Question

How do you find the greatest common factor of 68, 34?

Answer 1

Hint: In order to find the greatest common factor, we must first find all the factors of the two given numbers by factoring the two numbers separately. Then we will look upon the factors which are common to both the numbers. Further, the greatest of all the factors will be termed as the greatest common factor of the given numbers.

Complete step-by-step solution:
The factors of 68 are given as:
$\begin{align}
  & 2\left| \!{\underline {\,
  68 \,}} \right. \\
 & 2\left| \!{\underline {\,
  34 \,}} \right. \\
 & 17\left| \!{\underline {\,
  17 \,}} \right. \\
 & 1\left| \!{\underline {\,
  1 \,}} \right. \\
\end{align}$
Since, we know that a number is a factor of itself as well, thus 68 is a factor of 68 also.
Therefore, the factors of 68 are 1, 2, 17 and 68.
Now, the factors of 34 are given as:
$\begin{align}
  & 2\left| \!{\underline {\,
  34 \,}} \right. \\
 & 17\left| \!{\underline {\,
  17 \,}} \right. \\
 & 1\left| \!{\underline {\,
  1 \,}} \right. \\
\end{align}$
Therefore, the factors of 34 are 1, 2, 17 and 34.
The common factors of 68 and 34 are 1, 2 and 17.
We know that the greatest number of all these three numbers is 17.
Therefore, we get that the greatest common factor of 68 and 34 is 17.

Note: We must be quick with our multiplicative skills to perform the factorization of greater numbers.
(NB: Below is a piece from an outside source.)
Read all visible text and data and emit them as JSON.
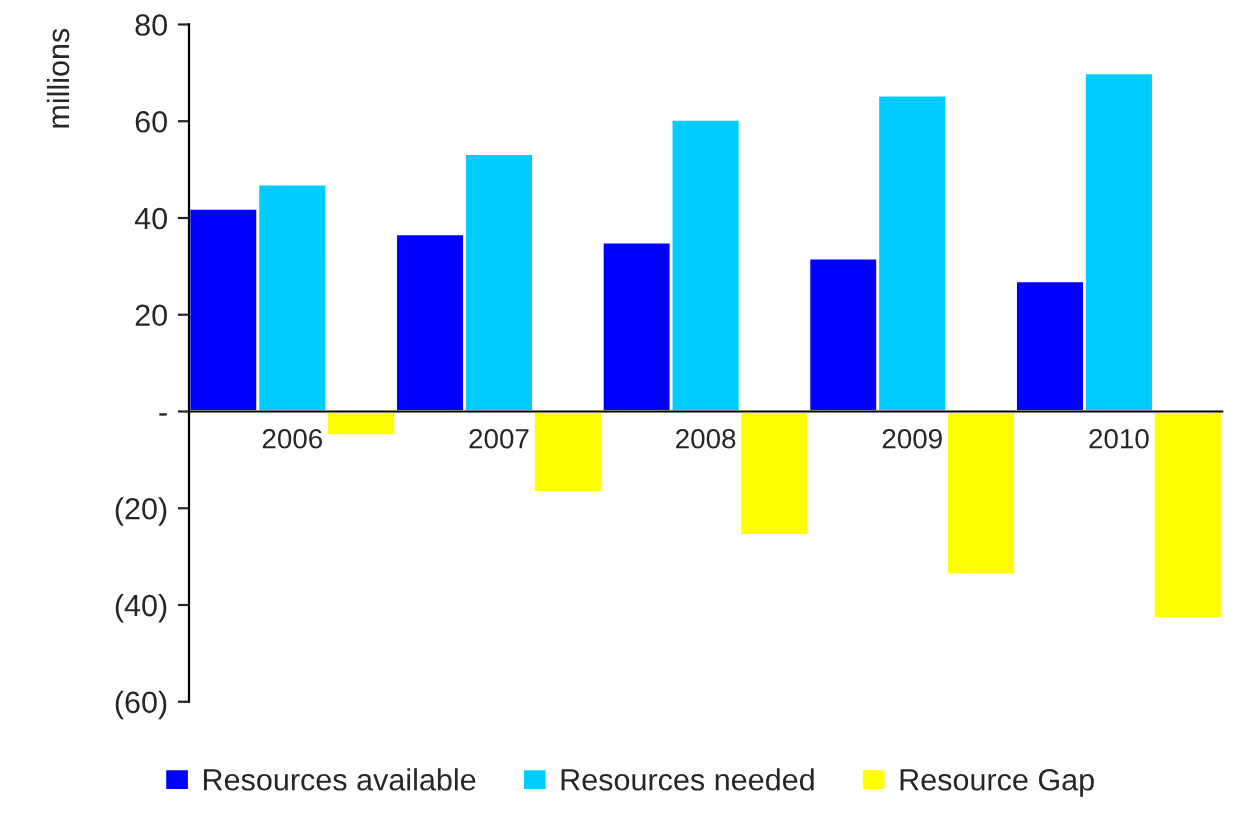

During finding the factors of various numbers, we can often get confused during multiplication when there are a large number of factors to a number. One way to avoid this confusion is by step by step breaking down the number into a smaller number by dividing it by the prime numbers such as 2, 3 and 5 only during the factorization process.